At first explanation like this, Bojack Horseman sounds a bit inane at best, but in reality, this offbeat Netflix original is one of the funniest comedies I’ve enjoyed in the past couple years.

Bojack Horseman, the show’s protagonist, is a washed-up actor who used to be the star of a popular 90’s sitcom but has done little with his life since. He’s a bit stupid, definitely an alcoholic, and in general, a barely-likeable asshole looking for love and acceptance from a cast of supporting misfits who are nearly as poorly-adjusted as he is.

Bojack’s friends and enemies are all caricatures to an extent, but with their own goals, perspectives, and contradictory personality traits. Bojack is cynical and largely friendless, but we see that’s from a harsh childhood and a string of broken relationships. Todd is basically an idiot, but despite that, we see him as forgiving, full of ideas, and oddly loyal to people he know are taking advantage of him. Diane could pass for any misunderstood high school wallflower but tries to not become the sad-girl stereotype we except her to be.

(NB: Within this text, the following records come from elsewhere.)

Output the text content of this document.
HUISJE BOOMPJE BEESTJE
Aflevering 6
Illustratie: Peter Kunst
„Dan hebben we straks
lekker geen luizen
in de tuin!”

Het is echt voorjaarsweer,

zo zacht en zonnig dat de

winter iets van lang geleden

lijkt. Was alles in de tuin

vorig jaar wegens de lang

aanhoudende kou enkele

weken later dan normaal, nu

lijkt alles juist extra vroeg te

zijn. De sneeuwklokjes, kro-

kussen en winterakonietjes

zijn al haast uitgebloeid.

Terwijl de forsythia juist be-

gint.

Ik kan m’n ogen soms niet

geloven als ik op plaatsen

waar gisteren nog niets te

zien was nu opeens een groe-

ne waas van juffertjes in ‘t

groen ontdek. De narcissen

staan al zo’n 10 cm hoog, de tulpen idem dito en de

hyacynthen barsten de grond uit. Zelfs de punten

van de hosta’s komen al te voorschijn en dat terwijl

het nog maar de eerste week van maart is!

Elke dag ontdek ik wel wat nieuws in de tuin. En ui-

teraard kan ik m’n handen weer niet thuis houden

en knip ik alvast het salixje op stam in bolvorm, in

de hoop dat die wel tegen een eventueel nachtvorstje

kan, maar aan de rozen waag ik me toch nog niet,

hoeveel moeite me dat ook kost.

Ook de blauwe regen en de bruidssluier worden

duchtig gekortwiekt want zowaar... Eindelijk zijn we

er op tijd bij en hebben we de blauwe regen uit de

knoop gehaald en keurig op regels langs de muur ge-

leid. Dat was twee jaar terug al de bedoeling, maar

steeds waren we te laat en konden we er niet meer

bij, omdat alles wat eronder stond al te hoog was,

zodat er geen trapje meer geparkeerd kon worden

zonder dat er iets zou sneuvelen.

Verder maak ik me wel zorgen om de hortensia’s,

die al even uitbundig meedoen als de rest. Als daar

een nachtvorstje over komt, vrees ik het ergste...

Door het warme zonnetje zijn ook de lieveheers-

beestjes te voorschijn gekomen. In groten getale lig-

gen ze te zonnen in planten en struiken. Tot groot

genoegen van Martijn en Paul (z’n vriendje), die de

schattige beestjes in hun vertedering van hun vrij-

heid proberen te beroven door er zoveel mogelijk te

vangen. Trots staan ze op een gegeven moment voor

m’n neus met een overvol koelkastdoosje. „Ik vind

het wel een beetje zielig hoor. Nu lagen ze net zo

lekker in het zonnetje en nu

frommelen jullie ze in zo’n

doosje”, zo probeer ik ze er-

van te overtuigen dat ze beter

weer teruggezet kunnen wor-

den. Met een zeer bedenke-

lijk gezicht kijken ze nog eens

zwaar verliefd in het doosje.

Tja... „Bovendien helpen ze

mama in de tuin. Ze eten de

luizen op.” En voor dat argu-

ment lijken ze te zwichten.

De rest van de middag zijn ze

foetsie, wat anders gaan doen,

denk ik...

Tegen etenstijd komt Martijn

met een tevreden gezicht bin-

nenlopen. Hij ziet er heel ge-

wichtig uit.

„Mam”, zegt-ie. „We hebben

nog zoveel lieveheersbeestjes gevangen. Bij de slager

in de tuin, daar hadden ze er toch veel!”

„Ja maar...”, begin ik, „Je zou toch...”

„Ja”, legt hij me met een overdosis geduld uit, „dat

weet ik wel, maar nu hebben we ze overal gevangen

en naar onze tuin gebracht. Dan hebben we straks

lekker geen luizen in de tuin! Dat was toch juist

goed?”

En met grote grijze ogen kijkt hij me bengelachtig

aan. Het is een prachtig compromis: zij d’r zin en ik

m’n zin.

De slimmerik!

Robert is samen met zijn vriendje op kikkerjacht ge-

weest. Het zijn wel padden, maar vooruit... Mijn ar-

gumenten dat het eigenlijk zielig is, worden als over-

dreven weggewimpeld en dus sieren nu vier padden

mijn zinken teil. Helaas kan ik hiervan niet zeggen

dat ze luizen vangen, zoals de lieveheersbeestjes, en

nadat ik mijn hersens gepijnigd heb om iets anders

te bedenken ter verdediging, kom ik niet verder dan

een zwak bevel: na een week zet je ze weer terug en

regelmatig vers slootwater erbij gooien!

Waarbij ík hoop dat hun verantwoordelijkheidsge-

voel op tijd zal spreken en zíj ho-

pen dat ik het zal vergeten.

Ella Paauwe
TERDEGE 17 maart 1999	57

While the show somewhat follows a sitcom format, the narrative progresses and the characters develop throughout the season, even as most episodes end with a return to the status quo. The humor is increasingly dark throughout as the plot progresses, dealing with death, failure, disappointment and the apparent meaninglessness of many of the characters’ pursuits. Nevertheless, the show also features a slew of great puns, visual gags and character-driven conflict.

The final shining point of the show it its satire of current events and figures. Bojack’s former co-star follows a Miley-Cyrus-esque career trajectory. Bojack gets into a conflict with a Navy Seal and is tarred and feathered on TV for his assholeish but surprisingly nuanced take on the troops and modern American warfare. Reality TV, entertainment culture, the media and a variety of other topics are all up for mocking. The comedy manages to be satirical and a bit edgy without being patently offensive like many gross-out comedies, and the heart that it displays for its characters while simultaneously skewering them adds an unexpected emotional layer, particularly at the end of the season.

With a cast of voice actors including Will Arnett, Aaron Paul, Allison Brie and guest stars like Stephen Colbert, Bojack Horseman is eccentric, quotable, gif-able, and definitely worth a watch. I’m quite sad that I’ve finished all the episodes already, but I’m looking forward to 2015, when the second season is set to begin production.